Por Isabella Gonçalves
O seco corta a garganta e interrompe a palavra. Marielle Franco foi covardemente executada no centro da cidade do Rio de Janeiro na noite da última quarta-feira, dia 14/03, assim como o companheiro Anderson Gomes. Pensaram que iriam calar Marielle, mas no dia seguinte as cidades de todo o Brasil se enchem de luto e luta. Manifestações massivas tomaram as ruas das principais capitais, marchas dos debaixo que sentem que perderam uma das suas. Sim, Marielle era nossa. Mulher negra e de luta, vereadora lésbica e favelada, a sua existência desafiava a desesperança na política, o ódio e o racismo em tempos de golpes.
Para que Marielle chegasse a ser a quinta vereadora mais votada do Rio de Janeiro foi preciso muito mais do que uma campanha eleitoral. Marielle é o resultado muitas gerações de luta do povo pobre e negro, de resistência das periferias e de organização das mulheres. É a presença que rompe séculos de silenciamento e que exige “parem de nos matar!”. A sua morte condensa toda a crueldade dos nossos tempos e também toda a urgência da nossa palavra.
As narrativas hegemônicas da Globo e do ilegítimo governo Temer tentarão fazer parecer que Marielle e Anderson morreram por que a situação no Rio de Janeiro é “ingovernável” e exige mais intervenção e repressão estatal. Sabemos e sentimos que não. Marielle e Anderson morreram justamente pela existência de um governo neoliberal e para-militar que há anos transformou a doutrina da segurança nacional dos regimes militares em uma doutrina da segurança urbana, que mantém o fusil permanentemente apontado para as favelas.
Esse governo que investe mais em militarização e megaeventos do que em políticas públicas, que congela investimentos sociais e leva a população do Estado a um verdadeiro estado de calamidade e penúria é o principal ator dessa Guerra Suja* que assassinou a Marielle e Anderson. Uma matança justificada na suposta “Guerra às Drogas” que, longe de combater o narcotráfico, contribui para a monopolização do comércio em associação com o Estado.
As balas que mataram Marielle são feitas da mesma matéria que as homenagens feitas por Jair de Bolsoraro aos torturadores e estupradores.

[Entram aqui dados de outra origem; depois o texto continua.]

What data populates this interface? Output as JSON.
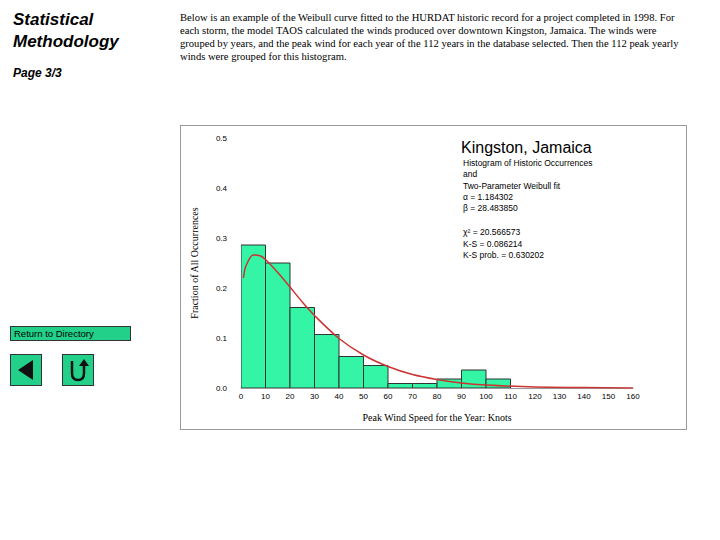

Da hipócrisia das declarações do presidente ilegítimo Temer, que desmarcou a sua ida ao Rio onde pretendia capitalizar popularidade com a intevenção militar. Da exigência do comandante do exército, General Villas Bôas, de que não seja instaurada uma nova comissão da verdade para apurar os crimes da intervenção militar.
Marielle foi assassinada poucos dias depois de assumir a relatoria da Comissão instaurada na Câmara Municipal para apurar os crimes da Intervenção Militar. Foi em março, mês em que as mulheres de todo o continente denunciam a militarização e o feminigenocídio dos (des)vernos neoliberais.
Tentaram calar Marielle e calar a todas nós. Mas hoje sua palavra se multiplica e amplifica. Somos milhões ao seu lado. Seguimos a vida e a voz de Marielle. Dizemos não à guerra suja, não á intervenção militar, nem uma a menos, não mais à matança das nossas e dos nossos. Diante da sua morte assumimos um compromisso coletivo de viver. E viver é lutar e resistir.
Marielle Presente! Em nós e na luta!
*Não existe guerra limpa, toda guerra é suja. Utilizo o conceito “Guerra Suja” no sentido que lhe foi dado pelo direito internacional para descrever as guerras que não se declaram como tal e, por isso, não se submetem a qualquer tipo de acordo ou tratado internacional, que correspondem a situações onde o Estado se envolve em crimes hediondos e sistemáticas violações de direitos em condições de guerra muitas vezes não declarada. A didatura na Argentina bem como o a didatura de Franco na Espanha foram historicamente consideradas Guerras Sujas.